15 thoughts on “On Trump’s Second Term Portrait

  1. You often tout every President as being unprecedented and therefore there are no “norms” when it comes to presidencies.

    But for the minutiae of the official portrait- there’s a pretty clear trend and it’s one Trump I don’t think should’ve bucked.

    Instead of coming across communicating a message of toughness and seriousness- to the contrary, he looks quite unserious.

      • As I am cautiously hopeful that, based on experience, the barely managed chaos of the Trump regime redux, will tend to turn out good for America and the world, my perception isn’t based on Trump. I think his presidential portrait looks quite unserious. The mugshot photo was great. But this ain’t a mugshot photo.

  2. It’s menacing or threatening to the people he wants to have fired because they’re either incompetent, are doing nothing, or are a threat to the wellbeing of the nation.

  3. Anybody who lets the portrait drive them into deeper derangement and fear ought to place it in the context of Trump’s announcement of the 250th nation’s birthday festivities… Which I suspect their source of media has hidden from them.

  4. So, THAT’s the official portrait that will go up in post offices and other governmental offices all across the nation and the world? In embassies even? Hah! It will be terrifying. It will say, “Get to work! Do something productive! Make America Great Again!” Hilarious.

    • That reminds me of a story Abraham Lincoln used to tell. From a Slate review about the accuracy of Spielberg’s “Lincoln”:

      One of Lincoln’s favorite anecdotes sprang from the early days just after the Revolution. Shortly after the peace was signed, the story began, the Revolutionary War hero Ethan Allen “had occasion to visit England,” where he was subject to considerable teasing banter. The British would make “fun of the Americans and General Washington in particular and one day they got a picture of General Washington” and displayed it prominently in the outhouse so Mr. Allen could not miss it. When he made no mention of it, they finally asked him if he had seen the Washington picture. Mr. Allen said, “He thought that it was a very appropriate [place] for an Englishman to Keep it. Why they asked, for said Mr. Allen there is Nothing that Will Make and Englishman Shit So quick as the Sight of Genl Washington.”

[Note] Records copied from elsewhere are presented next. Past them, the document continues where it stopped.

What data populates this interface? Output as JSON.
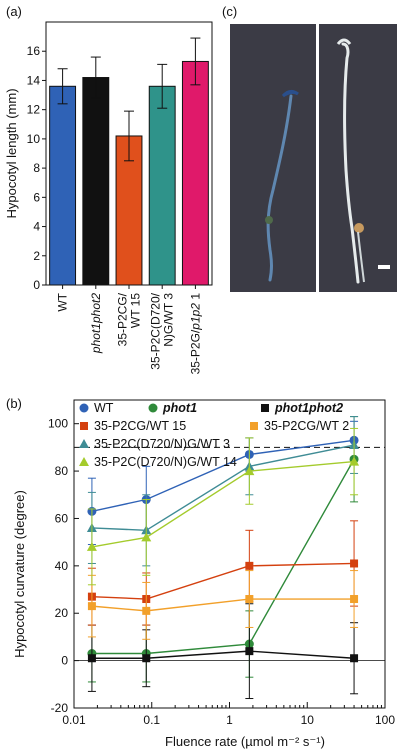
{
  "panels": {
    "a": {
      "label": "(a)"
    },
    "b": {
      "label": "(b)"
    },
    "c": {
      "label": "(c)"
    }
  },
  "colors": {
    "blue": "#2f62b6",
    "black": "#111111",
    "orange": "#e0501c",
    "teal": "#2f938a",
    "magenta": "#e0196a",
    "green": "#2f8a3a",
    "red": "#d4400f",
    "lightorange": "#f2a02a",
    "cyan": "#3f8c95",
    "lime": "#a4cb2c"
  },
  "photo": {
    "background": "#3b3b45",
    "left_stain": "#5f87b0",
    "right_stem": "#e6ebec",
    "seed": "#c79a5f",
    "scale_bar": "#ffffff"
  },
  "chart_data": [
    {
      "type": "bar",
      "panel": "a",
      "ylabel": "Hypocotyl length (mm)",
      "ylim": [
        0,
        18
      ],
      "yticks": [
        0,
        2,
        4,
        6,
        8,
        10,
        12,
        14,
        16
      ],
      "categories": [
        {
          "text": "WT",
          "italic": ""
        },
        {
          "text": "",
          "italic": "phot1phot2"
        },
        {
          "text": "35-P2CG/ WT 15",
          "italic": ""
        },
        {
          "text": "35-P2C(D720/ N)G/WT 3",
          "italic": ""
        },
        {
          "text": "35-P2G/",
          "italic": "p1p2",
          "suffix": " 1"
        }
      ],
      "values": [
        13.6,
        14.2,
        10.2,
        13.6,
        15.3
      ],
      "errors": [
        1.2,
        1.4,
        1.7,
        1.5,
        1.6
      ],
      "bar_colors": [
        "#2f62b6",
        "#111111",
        "#e0501c",
        "#2f938a",
        "#e0196a"
      ]
    },
    {
      "type": "line",
      "panel": "b",
      "xlabel": "Fluence rate (µmol m⁻² s⁻¹)",
      "ylabel": "Hypocotyl curvature (degree)",
      "xscale": "log",
      "xlim": [
        0.01,
        100
      ],
      "xticks": [
        0.01,
        0.1,
        1,
        10,
        100
      ],
      "xtick_labels": [
        "0.01",
        "0.1",
        "1",
        "10",
        "100"
      ],
      "ylim": [
        -20,
        110
      ],
      "yticks": [
        -20,
        0,
        20,
        40,
        60,
        80,
        100
      ],
      "reference_line": 90,
      "x": [
        0.017,
        0.085,
        1.8,
        40
      ],
      "legend_placement": "top",
      "series": [
        {
          "name": "WT",
          "italic": false,
          "marker": "circle",
          "color": "#2f62b6",
          "values": [
            63,
            68,
            87,
            93
          ],
          "errors": [
            14,
            14,
            7,
            8
          ]
        },
        {
          "name": "phot1",
          "italic": true,
          "marker": "circle",
          "color": "#2f8a3a",
          "values": [
            3,
            3,
            7,
            85
          ],
          "errors": [
            12,
            12,
            14,
            18
          ]
        },
        {
          "name": "phot1phot2",
          "italic": true,
          "marker": "square",
          "color": "#111111",
          "values": [
            1,
            1,
            4,
            1
          ],
          "errors": [
            14,
            12,
            20,
            15
          ]
        },
        {
          "name": "35-P2CG/WT 15",
          "italic": false,
          "marker": "square",
          "color": "#d4400f",
          "values": [
            27,
            26,
            40,
            41
          ],
          "errors": [
            12,
            11,
            15,
            18
          ]
        },
        {
          "name": "35-P2CG/WT 2",
          "italic": false,
          "marker": "square",
          "color": "#f2a02a",
          "values": [
            23,
            21,
            26,
            26
          ],
          "errors": [
            13,
            12,
            12,
            12
          ]
        },
        {
          "name": "35-P2C(D720/N)G/WT 3",
          "italic": false,
          "marker": "triangle",
          "color": "#3f8c95",
          "values": [
            56,
            55,
            82,
            91
          ],
          "errors": [
            15,
            15,
            12,
            12
          ]
        },
        {
          "name": "35-P2C(D720/N)G/WT 14",
          "italic": false,
          "marker": "triangle",
          "color": "#a4cb2c",
          "values": [
            48,
            52,
            80,
            84
          ],
          "errors": [
            16,
            16,
            14,
            14
          ]
        }
      ]
    }
  ]
}
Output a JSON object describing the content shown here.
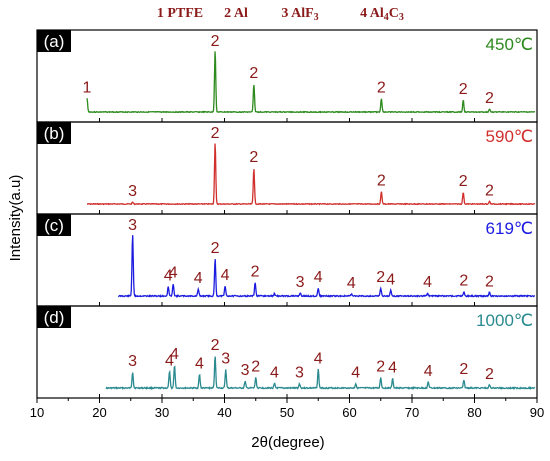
{
  "legend": [
    {
      "text": "1 PTFE"
    },
    {
      "text": "2 Al"
    },
    {
      "text": "3 AlF",
      "sub": "3"
    },
    {
      "text": "4 Al",
      "sub": "4",
      "tail": "C",
      "sub2": "3"
    }
  ],
  "chart_data": {
    "type": "line",
    "xlabel": "2θ(degree)",
    "ylabel": "Intensity(a.u)",
    "xlim": [
      10,
      90
    ],
    "xticks": [
      "10",
      "20",
      "30",
      "40",
      "50",
      "60",
      "70",
      "80",
      "90"
    ],
    "series": [
      {
        "panel": "(a)",
        "temperature": "450℃",
        "color": "#2d8a1e",
        "temp_color": "#2d8a1e",
        "start": 18,
        "noise": 0.8,
        "peaks": [
          {
            "x": 18.0,
            "h": 0.22,
            "label": "1"
          },
          {
            "x": 38.5,
            "h": 1.0,
            "label": "2"
          },
          {
            "x": 44.7,
            "h": 0.45,
            "label": "2"
          },
          {
            "x": 65.1,
            "h": 0.22,
            "label": "2"
          },
          {
            "x": 78.2,
            "h": 0.19,
            "label": "2"
          },
          {
            "x": 82.4,
            "h": 0.05,
            "label": "2"
          }
        ]
      },
      {
        "panel": "(b)",
        "temperature": "590℃",
        "color": "#d0302c",
        "temp_color": "#d0302c",
        "start": 18,
        "noise": 0.8,
        "peaks": [
          {
            "x": 25.3,
            "h": 0.03,
            "label": "3"
          },
          {
            "x": 38.5,
            "h": 1.0,
            "label": "2"
          },
          {
            "x": 44.7,
            "h": 0.58,
            "label": "2"
          },
          {
            "x": 65.1,
            "h": 0.2,
            "label": "2"
          },
          {
            "x": 78.2,
            "h": 0.19,
            "label": "2"
          },
          {
            "x": 82.4,
            "h": 0.04,
            "label": "2"
          }
        ]
      },
      {
        "panel": "(c)",
        "temperature": "619℃",
        "color": "#1c1ce0",
        "temp_color": "#1c1ce0",
        "start": 23,
        "noise": 1.2,
        "peaks": [
          {
            "x": 25.3,
            "h": 1.0,
            "label": "3"
          },
          {
            "x": 31.0,
            "h": 0.15,
            "label": "4"
          },
          {
            "x": 31.8,
            "h": 0.2,
            "label": "4"
          },
          {
            "x": 35.8,
            "h": 0.11,
            "label": "4"
          },
          {
            "x": 38.5,
            "h": 0.6,
            "label": "2"
          },
          {
            "x": 40.1,
            "h": 0.16,
            "label": "4"
          },
          {
            "x": 44.9,
            "h": 0.22,
            "label": "2"
          },
          {
            "x": 48.0,
            "h": 0.04,
            "label": ""
          },
          {
            "x": 52.1,
            "h": 0.05,
            "label": "3"
          },
          {
            "x": 55.0,
            "h": 0.13,
            "label": "4"
          },
          {
            "x": 60.3,
            "h": 0.03,
            "label": "4"
          },
          {
            "x": 65.0,
            "h": 0.13,
            "label": "2"
          },
          {
            "x": 66.6,
            "h": 0.09,
            "label": "4"
          },
          {
            "x": 72.5,
            "h": 0.05,
            "label": "4"
          },
          {
            "x": 78.3,
            "h": 0.07,
            "label": "2"
          },
          {
            "x": 82.4,
            "h": 0.06,
            "label": "2"
          }
        ]
      },
      {
        "panel": "(d)",
        "temperature": "1000℃",
        "color": "#2a8a8f",
        "temp_color": "#2a8a8f",
        "start": 21,
        "noise": 1.2,
        "peaks": [
          {
            "x": 25.3,
            "h": 0.26,
            "label": "3"
          },
          {
            "x": 31.2,
            "h": 0.27,
            "label": "4"
          },
          {
            "x": 32.0,
            "h": 0.37,
            "label": "4"
          },
          {
            "x": 36.0,
            "h": 0.22,
            "label": "4"
          },
          {
            "x": 38.5,
            "h": 0.52,
            "label": "2"
          },
          {
            "x": 40.2,
            "h": 0.3,
            "label": "3"
          },
          {
            "x": 43.3,
            "h": 0.11,
            "label": "3"
          },
          {
            "x": 45.0,
            "h": 0.17,
            "label": "2"
          },
          {
            "x": 48.0,
            "h": 0.07,
            "label": "4"
          },
          {
            "x": 52.0,
            "h": 0.07,
            "label": "3"
          },
          {
            "x": 55.0,
            "h": 0.3,
            "label": "4"
          },
          {
            "x": 61.0,
            "h": 0.07,
            "label": "4"
          },
          {
            "x": 65.0,
            "h": 0.17,
            "label": "2"
          },
          {
            "x": 66.9,
            "h": 0.15,
            "label": "4"
          },
          {
            "x": 72.6,
            "h": 0.1,
            "label": "4"
          },
          {
            "x": 78.3,
            "h": 0.13,
            "label": "2"
          },
          {
            "x": 82.4,
            "h": 0.05,
            "label": "2"
          }
        ]
      }
    ]
  }
}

      • Hah! I read somewhere that over half of managers in federal offices intend to disobey orders from the Trump administration. Nice. Maybe that photo glaring at them will change their minds? Maybe “unsettling” describes the desired effect.

  5. “Like Ronald Reagan, a trained actor, he knows that humor is usually communicated with a dead-pan expression: the audience is supposed to smile, not the comedian.”

    The best comedians play it off as if they aren’t even aware that they are being funny.

    • Exactly, although as with everything else, there are exceptions. Red Skelton used to laugh at his own jokes. So did Danny Kaye, although he often used a fake laugh that was itself funny. Jack Benny was one of the all time greats in pretending that he didn’t know what he was saying or doing was funny. Harpo Marx did a silent laugh that was funny because it was mimed. The ultimate example was Buster Keaton, aka “The Great Stone Face.” In general, though, the idea is not to even smile when being funny. Doing so is a much an amateur move as saying “Get it?” after telling a joke.